Towards Emotion Analysis in Short-form Videos: A Large-Scale Dataset and Baseline
Xuecheng Wu, Heli Sun, Junxiao Xue, Jiayu Nie, Xiangyan Kong, Ruofan Zhai, Liang He
TL;DR
eMotions introduces the first large-scale short-form video emotion analysis dataset with 27,996 videos across three platforms and six Plutchik emotions, complemented by a rigorous multi-stage annotation workflow and two variant subsets. It proposes AV-CANet, an end-to-end audio-visual baseline built on a Video Swin Transformer backbone, equipped with Local-Global Fusion (LGF) and Emotion Polarity Enhanced CE Loss (EP-CE) to address cross-modal inconsistencies from local to global scales.

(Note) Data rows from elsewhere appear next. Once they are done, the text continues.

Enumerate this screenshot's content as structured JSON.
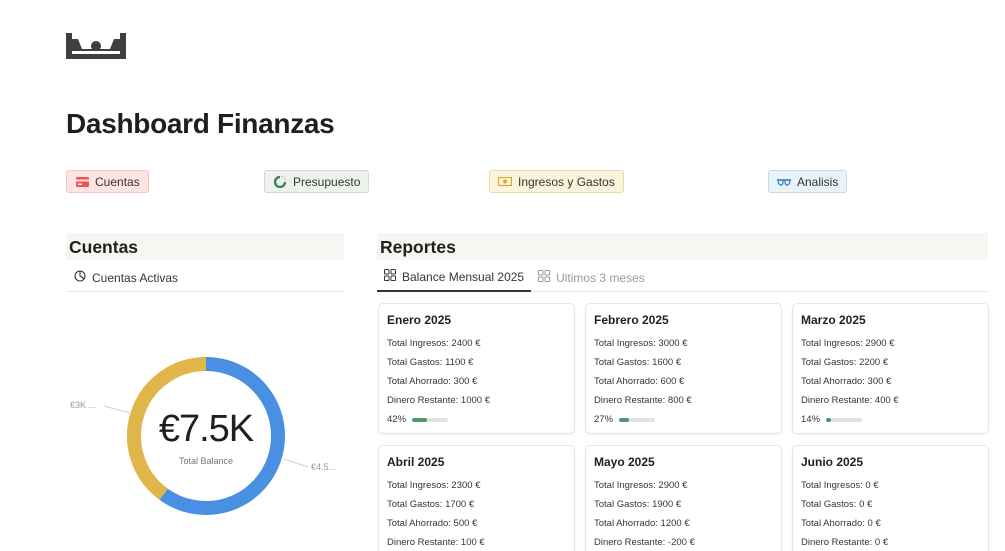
{
  "page": {
    "title": "Dashboard Finanzas"
  },
  "nav": [
    {
      "label": "Cuentas",
      "icon": "credit-card-icon",
      "color": "#eb5757"
    },
    {
      "label": "Presupuesto",
      "icon": "pie-chart-icon",
      "color": "#448361"
    },
    {
      "label": "Ingresos y Gastos",
      "icon": "money-bill-icon",
      "color": "#d9a52c"
    },
    {
      "label": "Analisis",
      "icon": "glasses-icon",
      "color": "#3a7ab5"
    }
  ],
  "cuentas": {
    "heading": "Cuentas",
    "view_label": "Cuentas Activas",
    "total_value": "€7.5K",
    "total_label": "Total Balance",
    "segments": [
      {
        "label": "€3K ...",
        "fraction": 0.4,
        "color": "#e0b54a"
      },
      {
        "label": "€4.5...",
        "fraction": 0.6,
        "color": "#4a90e2"
      }
    ]
  },
  "reportes": {
    "heading": "Reportes",
    "tabs": [
      {
        "label": "Balance Mensual 2025",
        "active": true
      },
      {
        "label": "Ultimos 3 meses",
        "active": false
      }
    ],
    "cards": [
      {
        "title": "Enero 2025",
        "ingresos": "Total Ingresos: 2400 €",
        "gastos": "Total Gastos: 1100 €",
        "ahorrado": "Total Ahorrado: 300 €",
        "restante": "Dinero Restante: 1000 €",
        "percent": "42%",
        "progress": 0.42
      },
      {
        "title": "Febrero 2025",
        "ingresos": "Total Ingresos: 3000 €",
        "gastos": "Total Gastos: 1600 €",
        "ahorrado": "Total Ahorrado: 600 €",
        "restante": "Dinero Restante: 800 €",
        "percent": "27%",
        "progress": 0.27
      },
      {
        "title": "Marzo 2025",
        "ingresos": "Total Ingresos: 2900 €",
        "gastos": "Total Gastos: 2200 €",
        "ahorrado": "Total Ahorrado: 300 €",
        "restante": "Dinero Restante: 400 €",
        "percent": "14%",
        "progress": 0.14
      },
      {
        "title": "Abril 2025",
        "ingresos": "Total Ingresos: 2300 €",
        "gastos": "Total Gastos: 1700 €",
        "ahorrado": "Total Ahorrado: 500 €",
        "restante": "Dinero Restante: 100 €"
      },
      {
        "title": "Mayo 2025",
        "ingresos": "Total Ingresos: 2900 €",
        "gastos": "Total Gastos: 1900 €",
        "ahorrado": "Total Ahorrado: 1200 €",
        "restante": "Dinero Restante: -200 €"
      },
      {
        "title": "Junio 2025",
        "ingresos": "Total Ingresos: 0 €",
        "gastos": "Total Gastos: 0 €",
        "ahorrado": "Total Ahorrado: 0 €",
        "restante": "Dinero Restante: 0 €"
      }
    ]
  }
}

Through extensive experiments on eMotions and four public datasets, AV-CANet demonstrates superior performance and provides actionable insights into modality contributions, fusion strategies, and loss design for SV-based VEA. The work offers a practical foundation for affective content analysis in SVs and paves the way for more robust, culturally aware, and scalable emotion understanding in real-world multimedia data.
Abstract
Nowadays, short-form videos (SVs) are essential to web information acquisition and sharing in our daily life. The prevailing use of SVs to spread emotions leads to the necessity of conducting video emotion analysis (VEA) towards SVs. Considering the lack of SVs emotion data, we introduce a large-scale dataset named eMotions, comprising 27,996 videos. Meanwhile, we alleviate the impact of subjectivities on labeling quality by emphasizing better personnel allocations and multi-stage annotations. In addition, we provide the category-balanced and test-oriented variants through targeted data sampling. Some commonly used videos, such as facial expressions, have been well studied. However, it is still challenging to analysis the emotions in SVs. Since the broader content diversity brings more distinct semantic gaps and difficulties in learning emotion-related features, and there exists local biases and collective information gaps caused by the emotion inconsistence under the prevalently audio-visual co-expressions. To tackle these challenges, we present an end-to-end audio-visual baseline AV-CANet which employs the video transformer to better learn semantically relevant representations. We further design the Local-Global Fusion Module to progressively capture the correlations of audio-visual features. The EP-CE Loss is then introduced to guide model optimization. Extensive experimental results on seven datasets demonstrate the effectiveness of AV-CANet, while providing broad insights for future works. Besides, we investigate the key components of AV-CANet by ablation studies. Datasets and code will be fully open soon.